So, for me, that’s the other really important finding, that the machine learning algorithms are really pretty good, but they’re not good enough to replace the Doctor or the Psychologist or the Speech and Language Therapist. That we’re always going to need the Clinicians to add the rest of the assessments to really decide on what’s going on with a child and make our formulations. Professor Alessandro Vinciarelli I think a very important point that is emerging from the work we have been doing together with Helen, and also, partly with work I do on other mental health related problem, like depression, etc., is that probably the next decade, this is general for artificial intelligence, will be the decade where we bridge the gap between AI and users.
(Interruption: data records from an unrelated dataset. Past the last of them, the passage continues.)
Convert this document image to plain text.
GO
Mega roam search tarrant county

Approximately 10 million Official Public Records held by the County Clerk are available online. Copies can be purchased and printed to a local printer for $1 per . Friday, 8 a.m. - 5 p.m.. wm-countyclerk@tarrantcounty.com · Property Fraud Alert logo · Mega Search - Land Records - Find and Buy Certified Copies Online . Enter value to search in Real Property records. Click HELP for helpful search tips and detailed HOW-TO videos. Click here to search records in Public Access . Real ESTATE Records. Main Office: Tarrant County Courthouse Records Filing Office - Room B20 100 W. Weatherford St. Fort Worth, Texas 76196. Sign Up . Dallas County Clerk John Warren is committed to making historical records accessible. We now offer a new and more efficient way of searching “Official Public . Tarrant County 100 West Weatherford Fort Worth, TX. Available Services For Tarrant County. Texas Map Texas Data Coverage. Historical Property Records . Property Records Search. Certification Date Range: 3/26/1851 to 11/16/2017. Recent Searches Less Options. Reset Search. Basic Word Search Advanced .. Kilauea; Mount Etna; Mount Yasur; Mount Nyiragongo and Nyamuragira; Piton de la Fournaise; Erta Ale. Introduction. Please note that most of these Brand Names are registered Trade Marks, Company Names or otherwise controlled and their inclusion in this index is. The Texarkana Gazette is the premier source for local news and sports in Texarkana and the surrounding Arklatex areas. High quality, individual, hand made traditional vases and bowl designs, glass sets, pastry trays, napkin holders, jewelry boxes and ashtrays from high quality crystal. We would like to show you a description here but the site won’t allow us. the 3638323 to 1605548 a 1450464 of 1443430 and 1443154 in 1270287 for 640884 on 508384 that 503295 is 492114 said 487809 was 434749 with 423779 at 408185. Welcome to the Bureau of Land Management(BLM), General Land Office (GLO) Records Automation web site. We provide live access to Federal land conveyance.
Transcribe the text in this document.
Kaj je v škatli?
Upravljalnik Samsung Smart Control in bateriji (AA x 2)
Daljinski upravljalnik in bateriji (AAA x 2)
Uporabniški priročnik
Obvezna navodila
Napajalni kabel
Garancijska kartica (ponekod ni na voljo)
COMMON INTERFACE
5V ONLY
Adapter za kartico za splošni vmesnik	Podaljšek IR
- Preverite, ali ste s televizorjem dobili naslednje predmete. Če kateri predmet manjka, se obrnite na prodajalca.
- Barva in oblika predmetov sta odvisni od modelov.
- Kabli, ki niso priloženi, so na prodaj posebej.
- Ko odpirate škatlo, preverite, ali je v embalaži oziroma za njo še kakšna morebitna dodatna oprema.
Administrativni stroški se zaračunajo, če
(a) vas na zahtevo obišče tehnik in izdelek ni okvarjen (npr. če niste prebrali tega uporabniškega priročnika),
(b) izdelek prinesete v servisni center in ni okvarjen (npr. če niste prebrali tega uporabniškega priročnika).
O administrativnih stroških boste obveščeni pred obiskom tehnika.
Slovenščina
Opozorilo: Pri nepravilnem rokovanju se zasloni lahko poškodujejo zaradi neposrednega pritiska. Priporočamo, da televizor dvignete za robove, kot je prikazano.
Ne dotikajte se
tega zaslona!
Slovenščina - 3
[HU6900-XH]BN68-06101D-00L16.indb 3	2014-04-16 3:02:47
In this moment, all these technologies are somewhat developed a bit with a technology centric approach. What does it mean? It’s developed by Engineers for Engineers, for people that have an AI literacy and so, people that are fundamentally already adept at using these technologies.
While the very important thing will be to develop this and partly with Helen, we did it already through this type of game we design in order to interface the test with the computers. It will be important to make it sure that these technologies communicate the results in a way that can be used to the Clinician, in a way that the Clinician can rely on it without over rely on it, so always while keeping the critical sense and the ownership of the diagnostic process. And this is going to be extremely interesting because it is about human AI teaming and collaboration, right, which is still a very widely open type of such question.
So, I would say the most interesting point is that we have this gap to bridge. It is probably what is going to finally help us to have this type of work applied and used. Jo Carlowe Focusing on that, so this is the translation of AI into clinical practice, this is something you mentioned earlier, Helen, when you said that formal attachment assessments, such as the Strange Situation Procedure and the Manchester Child Attachment Story Task, they’ve been used for decades in clinical research. But because they’re costly and time consuming, they’re rarely used in clinical practice. So, do you envisage social AI technology bridging that gap and how so? How do you see that translation happening?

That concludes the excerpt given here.